Is Apple about to take carrier disintermediation to the next level by contracting their own, built-in SIM card for future iPhones? GigaOm thinks so:

Sources inside European carriers have reported that Apple has been working with SIM-card manufacturer Gemalto to create a special SIM card that would allow consumers in Europe to buy a phone via the web or at the Apple Store and get the phones working using Apple’s App Store.
Right now, even with unlocked iPhones and iPads, you still need to get a carrier-specific SIM card. If the SIM were embedded, however, that’s one less carrier interaction to worry about. The entire process could be shifted to the device, much as plan management is already done on the iPad.

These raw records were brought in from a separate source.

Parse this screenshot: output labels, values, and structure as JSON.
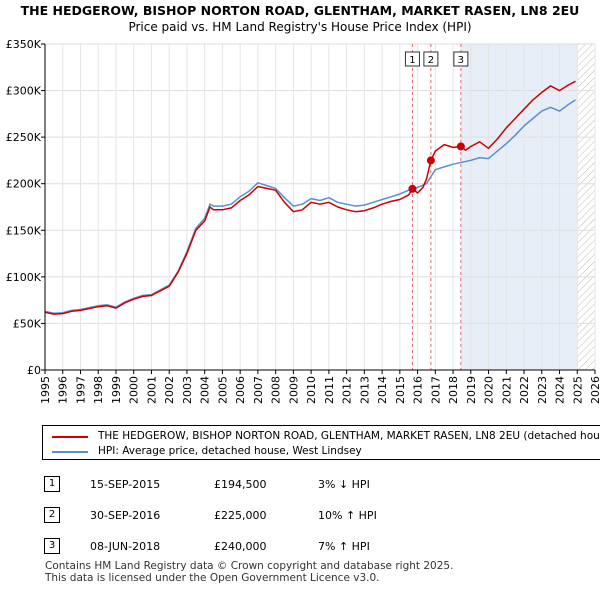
{
  "chart_data": {
    "type": "line",
    "title": "THE HEDGEROW, BISHOP NORTON ROAD, GLENTHAM, MARKET RASEN, LN8 2EU",
    "subtitle": "Price paid vs. HM Land Registry's House Price Index (HPI)",
    "xlabel": "",
    "ylabel": "",
    "xlim": [
      1995,
      2026
    ],
    "ylim": [
      0,
      350000
    ],
    "x_ticks": [
      1995,
      1996,
      1997,
      1998,
      1999,
      2000,
      2001,
      2002,
      2003,
      2004,
      2005,
      2006,
      2007,
      2008,
      2009,
      2010,
      2011,
      2012,
      2013,
      2014,
      2015,
      2016,
      2017,
      2018,
      2019,
      2020,
      2021,
      2022,
      2023,
      2024,
      2025,
      2026
    ],
    "x_tick_labels": [
      "1995",
      "1996",
      "1997",
      "1998",
      "1999",
      "2000",
      "2001",
      "2002",
      "2003",
      "2004",
      "2005",
      "2006",
      "2007",
      "2008",
      "2009",
      "2010",
      "2011",
      "2012",
      "2013",
      "2014",
      "2015",
      "2016",
      "2017",
      "2018",
      "2019",
      "2020",
      "2021",
      "2022",
      "2023",
      "2024",
      "2025",
      "2026"
    ],
    "y_ticks": [
      0,
      50000,
      100000,
      150000,
      200000,
      250000,
      300000,
      350000
    ],
    "y_tick_labels": [
      "£0",
      "£50K",
      "£100K",
      "£150K",
      "£200K",
      "£250K",
      "£300K",
      "£350K"
    ],
    "grid": true,
    "shaded_region": {
      "from": 2018.44,
      "to": 2025.0,
      "color": "#e8eef8"
    },
    "hatched_region": {
      "from": 2025.0,
      "to": 2026.0
    },
    "series": [
      {
        "name": "THE HEDGEROW, BISHOP NORTON ROAD, GLENTHAM, MARKET RASEN, LN8 2EU (detached house)",
        "color": "#cc0000",
        "x": [
          1995.0,
          1995.5,
          1996.0,
          1996.5,
          1997.0,
          1997.5,
          1998.0,
          1998.5,
          1999.0,
          1999.5,
          2000.0,
          2000.5,
          2001.0,
          2001.5,
          2002.0,
          2002.5,
          2003.0,
          2003.3,
          2003.5,
          2004.0,
          2004.3,
          2004.5,
          2005.0,
          2005.5,
          2006.0,
          2006.5,
          2007.0,
          2007.5,
          2008.0,
          2008.5,
          2009.0,
          2009.5,
          2010.0,
          2010.5,
          2011.0,
          2011.5,
          2012.0,
          2012.5,
          2013.0,
          2013.5,
          2014.0,
          2014.5,
          2015.0,
          2015.5,
          2015.71,
          2016.0,
          2016.3,
          2016.5,
          2016.75,
          2017.0,
          2017.5,
          2018.0,
          2018.44,
          2018.7,
          2019.0,
          2019.5,
          2020.0,
          2020.5,
          2021.0,
          2021.5,
          2022.0,
          2022.5,
          2023.0,
          2023.5,
          2024.0,
          2024.5,
          2024.9
        ],
        "values": [
          62000,
          60000,
          60500,
          63000,
          64000,
          66000,
          68000,
          69000,
          66500,
          72000,
          76000,
          79000,
          80000,
          85000,
          90000,
          105000,
          125000,
          140000,
          150000,
          160000,
          175000,
          172000,
          172000,
          174000,
          182000,
          188000,
          197000,
          195000,
          193000,
          180000,
          170000,
          172000,
          180000,
          178000,
          180000,
          175000,
          172000,
          170000,
          171000,
          174000,
          178000,
          181000,
          183000,
          188000,
          194500,
          190000,
          196000,
          205000,
          225000,
          235000,
          242000,
          239000,
          240000,
          236000,
          240000,
          245000,
          238000,
          248000,
          260000,
          270000,
          280000,
          290000,
          298000,
          305000,
          300000,
          306000,
          310000
        ]
      },
      {
        "name": "HPI: Average price, detached house, West Lindsey",
        "color": "#5b8fd0",
        "x": [
          1995.0,
          1995.5,
          1996.0,
          1996.5,
          1997.0,
          1997.5,
          1998.0,
          1998.5,
          1999.0,
          1999.5,
          2000.0,
          2000.5,
          2001.0,
          2001.5,
          2002.0,
          2002.5,
          2003.0,
          2003.3,
          2003.5,
          2004.0,
          2004.3,
          2004.5,
          2005.0,
          2005.5,
          2006.0,
          2006.5,
          2007.0,
          2007.5,
          2008.0,
          2008.5,
          2009.0,
          2009.5,
          2010.0,
          2010.5,
          2011.0,
          2011.5,
          2012.0,
          2012.5,
          2013.0,
          2013.5,
          2014.0,
          2014.5,
          2015.0,
          2015.5,
          2016.0,
          2016.5,
          2017.0,
          2017.5,
          2018.0,
          2018.5,
          2019.0,
          2019.5,
          2020.0,
          2020.5,
          2021.0,
          2021.5,
          2022.0,
          2022.5,
          2023.0,
          2023.5,
          2024.0,
          2024.5,
          2024.9
        ],
        "values": [
          63000,
          61000,
          61500,
          64000,
          65000,
          67000,
          69000,
          70000,
          67500,
          73000,
          77000,
          80000,
          81000,
          86000,
          91000,
          106000,
          127000,
          142000,
          152000,
          163000,
          178000,
          176000,
          176000,
          178000,
          186000,
          192000,
          201000,
          198000,
          195000,
          185000,
          176000,
          178000,
          184000,
          182000,
          185000,
          180000,
          178000,
          176000,
          177000,
          180000,
          183000,
          186000,
          189000,
          193000,
          196000,
          200000,
          215000,
          218000,
          221000,
          223000,
          225000,
          228000,
          227000,
          235000,
          243000,
          252000,
          262000,
          270000,
          278000,
          282000,
          278000,
          285000,
          290000
        ]
      }
    ],
    "markers": [
      {
        "label": "1",
        "x": 2015.71,
        "y": 194500
      },
      {
        "label": "2",
        "x": 2016.75,
        "y": 225000
      },
      {
        "label": "3",
        "x": 2018.44,
        "y": 240000
      }
    ]
  },
  "legend": {
    "items": [
      {
        "label": "THE HEDGEROW, BISHOP NORTON ROAD, GLENTHAM, MARKET RASEN, LN8 2EU (detached house)",
        "color": "#cc0000"
      },
      {
        "label": "HPI: Average price, detached house, West Lindsey",
        "color": "#5b8fd0"
      }
    ]
  },
  "transactions": [
    {
      "num": "1",
      "date": "15-SEP-2015",
      "price": "£194,500",
      "diff": "3% ↓ HPI"
    },
    {
      "num": "2",
      "date": "30-SEP-2016",
      "price": "£225,000",
      "diff": "10% ↑ HPI"
    },
    {
      "num": "3",
      "date": "08-JUN-2018",
      "price": "£240,000",
      "diff": "7% ↑ HPI"
    }
  ],
  "footer": {
    "line1": "Contains HM Land Registry data © Crown copyright and database right 2025.",
    "line2": "This data is licensed under the Open Government Licence v3.0."
  }
}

The Gemalto SIM, according to my sources, is embedded in a chip that has an upgradeable flash component and a ROM area. The ROM area contains data provided by Gemalto with everything related to IT and network security, except for the carrier-related information. The flash component will receive the carrier related data via a local connection which could be the PC or a dedicated device, so it can be activated on the network. Gemalto will provide the back-end infrastructure that allows service and number provisioning on the carrier network.
Would it present a problem for multi-device power users accustomed to swapping SIMs between iPhone, Android, webOS, and other handsets? Hopefully not. They’d still have to get a SIM from their carrier, same as now. They just wouldn’t have to worry about swapping their iPhone anymore.